When Bethesda isn’t bamboozling its fans with old E3 2018 footage of Fallout 76 and claiming it as new gameplay videos, they also take up interviews at places like Gamelab Barcelona 2018 to talk about their latest games. At this event, Todd Howard touched on Starfield and what fans might be able to expect from the “next-gen” game.
If you didn’t know, Bethesda announced Starfield during E3 back in June, showing fans an announcement trailer sans gameplay. Howard explained last month that the game in question would be a single-player RPG.

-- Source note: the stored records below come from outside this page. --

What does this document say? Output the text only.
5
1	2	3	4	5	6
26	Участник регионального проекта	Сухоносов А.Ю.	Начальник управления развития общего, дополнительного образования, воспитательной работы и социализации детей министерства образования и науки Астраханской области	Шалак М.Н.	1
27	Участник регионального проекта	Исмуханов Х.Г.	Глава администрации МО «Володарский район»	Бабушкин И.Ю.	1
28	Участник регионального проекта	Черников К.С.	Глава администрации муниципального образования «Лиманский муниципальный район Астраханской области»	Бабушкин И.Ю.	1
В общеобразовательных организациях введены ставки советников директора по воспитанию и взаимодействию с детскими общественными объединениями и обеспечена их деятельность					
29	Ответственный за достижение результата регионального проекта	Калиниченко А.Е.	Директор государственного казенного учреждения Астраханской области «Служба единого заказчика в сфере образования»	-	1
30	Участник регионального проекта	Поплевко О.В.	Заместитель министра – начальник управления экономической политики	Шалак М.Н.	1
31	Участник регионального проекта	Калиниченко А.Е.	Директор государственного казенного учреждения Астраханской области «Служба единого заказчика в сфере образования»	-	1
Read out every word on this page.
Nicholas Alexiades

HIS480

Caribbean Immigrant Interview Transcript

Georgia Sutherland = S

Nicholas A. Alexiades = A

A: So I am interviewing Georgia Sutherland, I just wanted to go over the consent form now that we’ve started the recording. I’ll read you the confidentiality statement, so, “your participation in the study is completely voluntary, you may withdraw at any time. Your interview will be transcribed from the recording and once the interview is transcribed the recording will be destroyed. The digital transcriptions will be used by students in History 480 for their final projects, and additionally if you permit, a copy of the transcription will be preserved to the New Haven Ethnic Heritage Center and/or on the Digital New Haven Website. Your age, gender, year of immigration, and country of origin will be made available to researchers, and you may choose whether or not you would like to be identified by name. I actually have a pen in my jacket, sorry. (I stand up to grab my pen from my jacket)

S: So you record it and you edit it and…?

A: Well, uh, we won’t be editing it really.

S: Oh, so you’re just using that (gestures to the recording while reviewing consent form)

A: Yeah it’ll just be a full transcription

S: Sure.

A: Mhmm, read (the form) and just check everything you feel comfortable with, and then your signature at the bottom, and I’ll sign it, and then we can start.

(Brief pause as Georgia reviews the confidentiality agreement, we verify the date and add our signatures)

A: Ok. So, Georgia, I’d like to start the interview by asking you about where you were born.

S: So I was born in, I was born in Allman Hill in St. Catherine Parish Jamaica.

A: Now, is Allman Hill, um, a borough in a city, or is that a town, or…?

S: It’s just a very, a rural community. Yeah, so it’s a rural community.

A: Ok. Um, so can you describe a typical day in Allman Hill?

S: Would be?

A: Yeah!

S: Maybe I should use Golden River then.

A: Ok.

With that said, you can watch Starfield’s announcement trailer below:
Eurogamer had the chance to sit down with Howard at the Spanish games conference last week and learned the following from him when attempting to clarify what “next-generation” meant:
“That to us means two things. It does mean hardware and it does mean software on our side, and it also means gameplay – what does the next generation of epic single-player RPGs feel like to us?
What systems we put it out on – what’s the hardware requirements – is still to be determined. We’re pushing it; we’re thinking very, very far in future so we’re building something that will handle next-generation hardware. That’s what we’re building on right now, that’s where our mind is, but that doesn’t mean it wouldn’t exist on the current systems as well.”
In other words, Howard is saying not to rule out a release on current systems, which could mean anything. Becuase when Howard talks systems, does he mean home console systems, PC systems or both? That remains to be a mystery as of this moment.
The next question of the interview wanted to know if Starfield will be a single-player game like in the way Fallout and The Elder Scrolls are or will it be different. Howard replied with the following:
“I don’t want to say yes or no to that because I don’t know what that means to you or whoever’s going to read that. It’s different, but if you sit down and play it you would recognise it as something we made if that makes sense? It has our DNA in it. It has things that we like.
But it has a lot of new systems we’ve been thinking about for a while that fit that kind of game really well. We’ll talk about it in the future. See now I wish I hadn’t announced it!”
If Starfield has Bethesda’s DNA in it, does that mean bugs, glitches and wacky moments will be a thing?
Lastly, Howard reiterated the same things about Starfield as he did back during E3 when asked about various features regarding the game, saying how the team always wanted to do an epic space IP for a long time, and how the team can play the game as of this moment. He concluded by saying:
“It took us a while to get that cohesive ‘this is what Starfield is’, and now that project is off and running in a good way and that was also why we felt good announcing it.”
Starfield will be ready when it’s done.